FILE -- In this March 9, 2009 file photo, freeway traffic slows to a crawl along I-5 northbound near Everett, Wash. Many of the chemicals spread on highways to help winter drivers can damage the environment. Researchers at Washington State University are working on environmentally friendly ways that use less salt to reduce snow and ice on roads. (AP Photo/The Herald, Kevin Nortz, File)

FILE -- In this March 9, 2009 file photo, freeway traffic slows to a crawl along I-5 northbound near Everett, Wash. Many of the chemicals spread on highways to help winter drivers can damage the environment. Researchers at Washington State University are working on environmentally friendly ways that use less salt to reduce snow and ice on roads. (AP Photo/The Herald, Kevin Nortz, File)

WSU studies green winter road technology

  • By NICHOLAS K. GERANIOS
  • Monday, December 29, 2014 12:00am
  • News

SPOKANE, Wash. — Researchers at Washington State University are working on environmentally friendly ways that use less salt to reduce snow and ice on roads.

Their work comes amid growing concerns about the impact of salt and chemical deicers on the environment, said Xianming Shi, WSU associate professor in civil and environmental engineering.

“We are kind of salt addicted … as it’s been so cheap and convenient for the last 50 years,” said Shi, who is assistant director of the new Center for Environmentally Sustainable Transportation in Cold Climates.

It studies cold climate road ecology, a field of study which includes green snow and ice control. Funded by the U.S. Department of Transportation, the center is a collaborative effort between WSU, the University of Alaska-Fairbanks and Montana State University.

Roadways made slippery by snow and ice are a big problem in the northern United States. According to The Salt Institute in Alexandria, Virginia, about 17 million tons of deicing salt is applied to roadways in the U.S. each year.

Every winter, more than 116,000 Americans are injured and some 1,300 are killed as a result of pavement that is covered in snow, slush or ice, according to the institute. Road salt reduces crashes by 88 to 93 percent, the institute said.

Morton Satin of The Salt Institute said salt will continue to be spread on roads for a long time.

The institute has worked for years on developing methods to reduce the amount of road salt that gets into the environment, Satin said.

The science of clearing snow and ice off roads is very complex, said Ron Wright, who works for the Idaho Transportation Department

Issues include the temperature at which various products will work, the damage various chemicals cause to vehicles and roadways and the impacts on the environment.
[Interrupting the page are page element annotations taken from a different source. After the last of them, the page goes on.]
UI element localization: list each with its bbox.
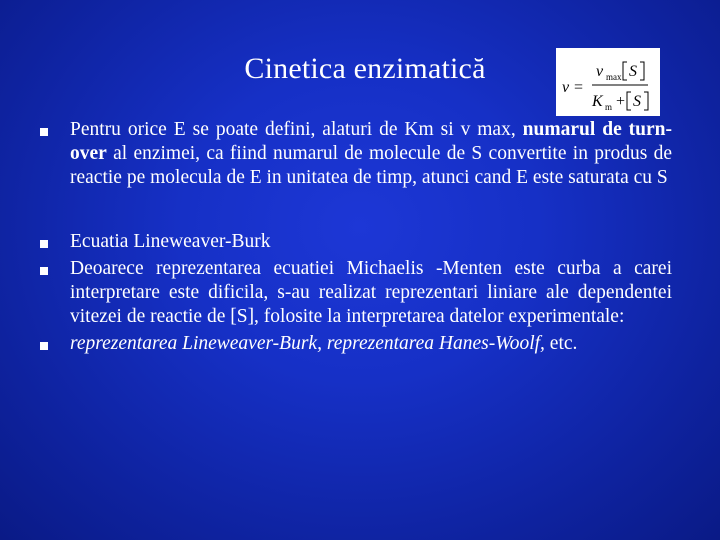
bullet-item-michaelis [40,257,672,329]
formula-vmax: v [596,63,604,80]
square-bullet-icon [40,342,48,350]
formula-bracket-right-bottom [644,92,648,110]
formula-m-subscript: m [605,102,613,112]
bullet-list [40,118,672,356]
formula-bracket-left-bottom [627,92,631,110]
formula-bracket-right-top [640,62,644,80]
bullet-item-lineweaver [40,230,672,254]
bullet-bold-term: numarul de turn-over [70,119,673,164]
bullet-text: al enzimei, ca fiind numarul de molecule de S convertite in produs de reactie pe molecula de E in unitatea de timp, atunci cand E este saturata cu S [70,143,672,188]
formula-Km: K [592,93,603,110]
bullet-text: Deoarece reprezentarea ecuatiei Michaelis -Menten este curba a carei interpretare este dificila, s-au realizat reprezentari liniare ale dependentei vitezei de reactie de [S], folosite la interpretarea datelor experimentale: [70,258,672,327]
bullet-text: Pentru orice E se poate defini, alaturi de Km si v max, [70,119,523,140]
bullet-italic-text: reprezentarea Lineweaver-Burk, reprezentarea Hanes-Woolf, [70,333,545,354]
square-bullet-icon [40,240,48,248]
michaelis-menten-formula [556,48,660,116]
bullet-item-representations [40,332,672,356]
square-bullet-icon [40,128,48,136]
bullet-item-turnover [40,118,672,190]
bullet-text: Ecuatia Lineweaver-Burk [70,231,271,252]
formula-max-subscript: max [606,72,622,82]
formula-S-denominator: S [633,93,641,110]
slide-title: Cinetica enzimatică [244,52,486,85]
bullet-text: etc. [544,333,578,354]
formula-bracket-left-top [623,62,627,80]
formula-plus: + [616,93,626,110]
formula-S-numerator: S [629,63,637,80]
formula-equals: = [574,79,584,96]
square-bullet-icon [40,267,48,275]
formula-v: v [562,79,570,96]
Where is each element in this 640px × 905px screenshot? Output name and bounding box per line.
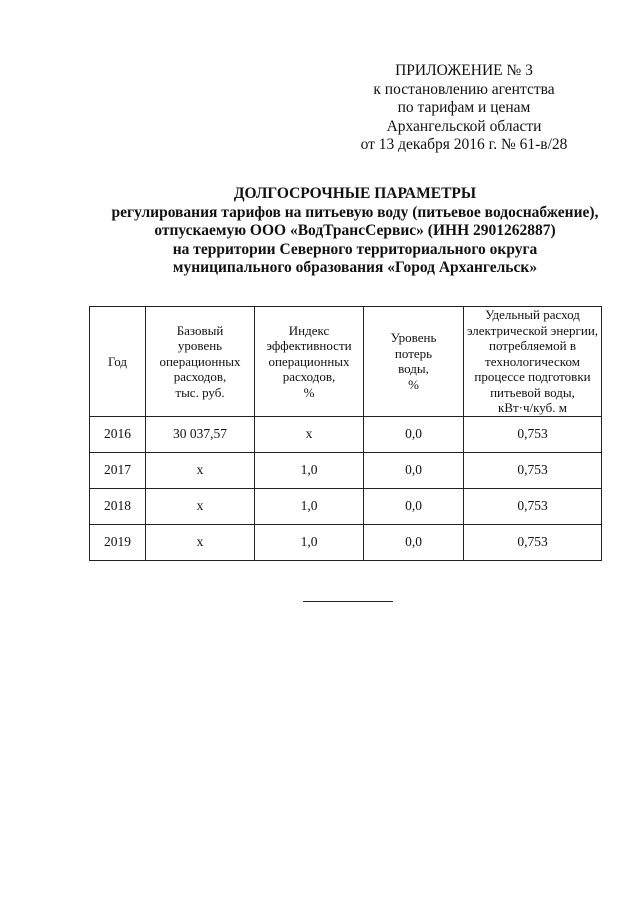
appendix-line-3: по тарифам и ценам	[397, 99, 531, 116]
end-divider-line	[303, 601, 393, 602]
cell-water-loss: 0,0	[364, 416, 464, 452]
cell-base-opex: х	[146, 488, 255, 524]
table-header-row	[90, 307, 602, 417]
title-heading: ДОЛГОСРОЧНЫЕ ПАРАМЕТРЫ	[233, 185, 477, 202]
cell-water-loss: 0,0	[364, 488, 464, 524]
cell-energy-consumption: 0,753	[464, 524, 602, 560]
table-row	[90, 524, 602, 560]
cell-base-opex: 30 037,57	[146, 416, 255, 452]
cell-year: 2018	[90, 488, 146, 524]
parameters-table	[89, 306, 602, 561]
cell-base-opex: х	[146, 524, 255, 560]
cell-year: 2019	[90, 524, 146, 560]
cell-efficiency-index: 1,0	[255, 524, 364, 560]
cell-base-opex: х	[146, 452, 255, 488]
table-row	[90, 452, 602, 488]
header-water-loss: Уровень потерь воды, %	[364, 307, 464, 417]
document-title	[60, 185, 640, 278]
title-line-2: регулирования тарифов на питьевую воду (питьевое водоснабжение),	[111, 203, 599, 221]
header-energy-consumption: Удельный расход электрической энергии, потребляемой в технологическом процессе подготовки питьевой воды, кВт·ч/куб. м	[464, 307, 602, 417]
cell-year: 2016	[90, 416, 146, 452]
header-year: Год	[90, 307, 146, 417]
appendix-line-4: Архангельской области	[386, 117, 542, 135]
appendix-block	[340, 62, 588, 155]
title-line-5: муниципального образования «Город Архангельск»	[172, 259, 538, 276]
cell-water-loss: 0,0	[364, 524, 464, 560]
cell-efficiency-index: 1,0	[255, 488, 364, 524]
table-row	[90, 488, 602, 524]
cell-energy-consumption: 0,753	[464, 452, 602, 488]
cell-efficiency-index: х	[255, 416, 364, 452]
header-base-opex: Базовый уровень операционных расходов, тыс. руб.	[146, 307, 255, 417]
appendix-date-number: от 13 декабря 2016 г. № 61-в/28	[360, 136, 568, 153]
header-efficiency-index: Индекс эффективности операционных расходов, %	[255, 307, 364, 417]
title-line-4: на территории Северного территориального округа	[172, 240, 538, 258]
cell-energy-consumption: 0,753	[464, 488, 602, 524]
cell-efficiency-index: 1,0	[255, 452, 364, 488]
table-row	[90, 416, 602, 452]
title-line-3: отпускаемую ООО «ВодТрансСервис» (ИНН 2901262887)	[154, 222, 556, 239]
cell-water-loss: 0,0	[364, 452, 464, 488]
appendix-number: ПРИЛОЖЕНИЕ № 3	[395, 62, 533, 79]
cell-year: 2017	[90, 452, 146, 488]
cell-energy-consumption: 0,753	[464, 416, 602, 452]
appendix-line-2: к постановлению агентства	[373, 80, 555, 98]
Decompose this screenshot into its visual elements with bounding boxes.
Deicing chemicals also need to have a long shelf life so they can be stockpiled, he said.

“The sodium chloride rock salt has been a long established, well-utilized, functional tool,” said Wright, a member of the Pacific Northwest Snowfighters, an association of state transportation agencies dedicated to ensuring the safety of winter roads by evaluating different products.

It includes the states of Idaho, Washington, Oregon, Montana and Colorado.

The U.S. spends $2.3 billion each year to remove highway snow and ice, plus another $5 billion to mitigate the hidden costs associated with the process, Shi said. Hidden costs include long-term impacts of salt, sand and chemical deicers on the environment, roads and vehicles.

In Washington state, for example, road crews apply roughly four tons of salt per lane mile per winter season, Shi said.

“With a four-lane highway, you have 16 tons of salt per year in that one mile segment,” he said. “In 50 years, that’s about 800 tons of salt in that one mile – and 99 percent of it stays in the environment. It doesn’t degrade.”

Shi’s research has led to advances like the smart snowplow, which comes loaded with sensors and is already being integrated into winter fleets.

“Ordinary snowplows have at least one sensor to measure pavement temperature,” he said. “Smart snowplows not only read temperature, but also residual salt from previous applications, the presence of ice and the amount of friction on the road. All of these readings help operators apply less salt.”

At Washington State, Shi’s passion is cooking up green deicers.

“There is a lot of talk about beet and tomato juice deicers that are meant to be less corrosive to vehicles, guard rails, steel bridges and concrete pavement,” Shi said. “They help, but there is still plenty of room for improvement.”

Shi has developed an ice-melt composed of leftover barley residue from vodka distilleries.

However, most of the green products on the market are blended with chlorides before they are used, Shi said.

He is also testing new types of concrete. Deicer-resistant concrete, for instance, doesn’t break down as quickly in the presence of salt and chemicals, he said. For ice-free concrete, Shi adds tiny particles that prevent the pavement from bonding with ice.

“Our ultimate goal is to apply the best amount of salt, sand or deicers at the right location at the right time,” Shi said.